Citons enfin l’homme politique dont le destin présidentiel s’est accompli et qui, une fois l’an, ne saurait déroger, sous peine de sévère correction dans les sondages d’opinion, à la plaisante coutume des vœux télévisés, au cours de laquelle un accessoiriste doit lui chatouiller, hors cadre, les orteils pour qu’il puisse arborer une ébauche de sourire patelin en lieu et place du rictus chargé de morgue qui lui vient naturellement au visage dès qu’il s’agit de s’adresser à la populace.

Mais pour ces quelques exemples où les mièvreries mielleuses proférées trouvent une justification dont on ne saurait contester la robustesse, combien de vœux niaiseux bramés sur les douze coups de minuit, juste pour se fondre dans le tiède moule de la médiocrité, avec autant d’empathie pour leurs destinataires que pour les canards dont les foies cirrhotiques parfument encore les haleines entre deux relents de mauvais vin mousseux ?

Oui, ne nous leurrons pas : les souhaiteurs de bonne année sont une engeance dont la nocuité n’est plus à démontrer. Essayez simplement de dénombrer les personnes à qui vous avez un jour adressé vos vœux de bonne santé et qui sont mortes au cours de l’année qui a suivi dans d’atroces souffrances !

Alors, pas nuisibles, les vœux ? Généralisons : si l’on considère qu'environ 0,9% de la population meurt chaque année et que, dans l’immense majorité des cas, les défunts s’étaient vu souhaiter une bonne année le 1er janvier, on peut conclure sans hésiter que les vœux pas frais tuent bien plus que les listeria et les salmonelles réunies.

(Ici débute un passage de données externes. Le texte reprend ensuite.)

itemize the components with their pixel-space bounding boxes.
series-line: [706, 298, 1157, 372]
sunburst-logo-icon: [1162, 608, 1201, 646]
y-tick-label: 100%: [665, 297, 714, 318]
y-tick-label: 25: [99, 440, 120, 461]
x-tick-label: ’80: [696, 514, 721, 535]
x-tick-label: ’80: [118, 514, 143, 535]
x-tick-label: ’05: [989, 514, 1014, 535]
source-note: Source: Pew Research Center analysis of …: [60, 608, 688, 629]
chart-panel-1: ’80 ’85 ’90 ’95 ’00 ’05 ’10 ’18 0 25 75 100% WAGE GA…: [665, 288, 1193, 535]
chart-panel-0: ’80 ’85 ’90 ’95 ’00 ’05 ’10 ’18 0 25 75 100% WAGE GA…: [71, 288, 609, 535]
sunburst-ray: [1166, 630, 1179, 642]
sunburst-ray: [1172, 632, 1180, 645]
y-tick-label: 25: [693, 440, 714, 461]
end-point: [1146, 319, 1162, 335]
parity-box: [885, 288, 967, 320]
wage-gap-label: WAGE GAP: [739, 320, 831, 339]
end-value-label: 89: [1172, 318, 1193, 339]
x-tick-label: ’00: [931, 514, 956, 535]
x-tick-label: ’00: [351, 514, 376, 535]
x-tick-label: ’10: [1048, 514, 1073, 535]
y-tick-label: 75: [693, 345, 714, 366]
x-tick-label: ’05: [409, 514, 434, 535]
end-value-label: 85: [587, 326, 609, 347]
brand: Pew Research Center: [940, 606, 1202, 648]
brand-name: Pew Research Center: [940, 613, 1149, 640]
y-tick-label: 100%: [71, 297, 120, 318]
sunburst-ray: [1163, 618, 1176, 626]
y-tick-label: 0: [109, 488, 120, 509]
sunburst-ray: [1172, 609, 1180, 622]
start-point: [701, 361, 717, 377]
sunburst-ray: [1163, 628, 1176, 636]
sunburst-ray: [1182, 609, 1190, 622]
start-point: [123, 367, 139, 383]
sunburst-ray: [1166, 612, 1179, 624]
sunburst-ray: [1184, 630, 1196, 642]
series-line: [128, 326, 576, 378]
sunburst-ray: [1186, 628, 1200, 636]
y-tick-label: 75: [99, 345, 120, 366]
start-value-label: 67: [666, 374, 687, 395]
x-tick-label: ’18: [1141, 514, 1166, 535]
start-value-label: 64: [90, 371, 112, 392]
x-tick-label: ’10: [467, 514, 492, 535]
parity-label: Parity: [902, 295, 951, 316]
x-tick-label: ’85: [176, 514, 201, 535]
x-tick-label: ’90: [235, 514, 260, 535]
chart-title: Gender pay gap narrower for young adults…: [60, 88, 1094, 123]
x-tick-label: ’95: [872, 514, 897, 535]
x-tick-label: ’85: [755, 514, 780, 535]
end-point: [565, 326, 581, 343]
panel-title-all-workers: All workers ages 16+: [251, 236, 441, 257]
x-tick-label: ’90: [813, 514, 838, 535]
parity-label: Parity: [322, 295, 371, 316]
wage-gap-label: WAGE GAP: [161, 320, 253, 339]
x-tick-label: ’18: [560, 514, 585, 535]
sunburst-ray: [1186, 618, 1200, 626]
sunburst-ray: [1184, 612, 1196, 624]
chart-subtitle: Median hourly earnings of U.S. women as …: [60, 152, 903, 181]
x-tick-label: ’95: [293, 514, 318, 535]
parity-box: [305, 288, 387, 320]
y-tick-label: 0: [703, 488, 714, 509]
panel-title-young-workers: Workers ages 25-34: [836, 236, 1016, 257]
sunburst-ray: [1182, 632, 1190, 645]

Considérons maintenant le contexte actuel. C’est la crise. Attention, pas la petite crisounette de rien du tout que l’on soigne en deux temps, trois mouvements avec une bonne dose de libéralisme et deux de vaseline ! Non, la crise, la grosse crise, celle que les têtes à CAC du Palais Brognard seront les derniers à vous annoncer, vu qu’il leur faut vite refourguer toute la merde aux petits porteurs avant que ça ne plonge pour de bon. Oui, LA crise, die grosse Krise mit un K majuscule, comme dans Kaputt ! Du genre de celles qu’on ne voit qu’une fois par siècle et dont on n’émerge difficilement qu’au bout d’une vingtaine d’années et de quelques millions de morts.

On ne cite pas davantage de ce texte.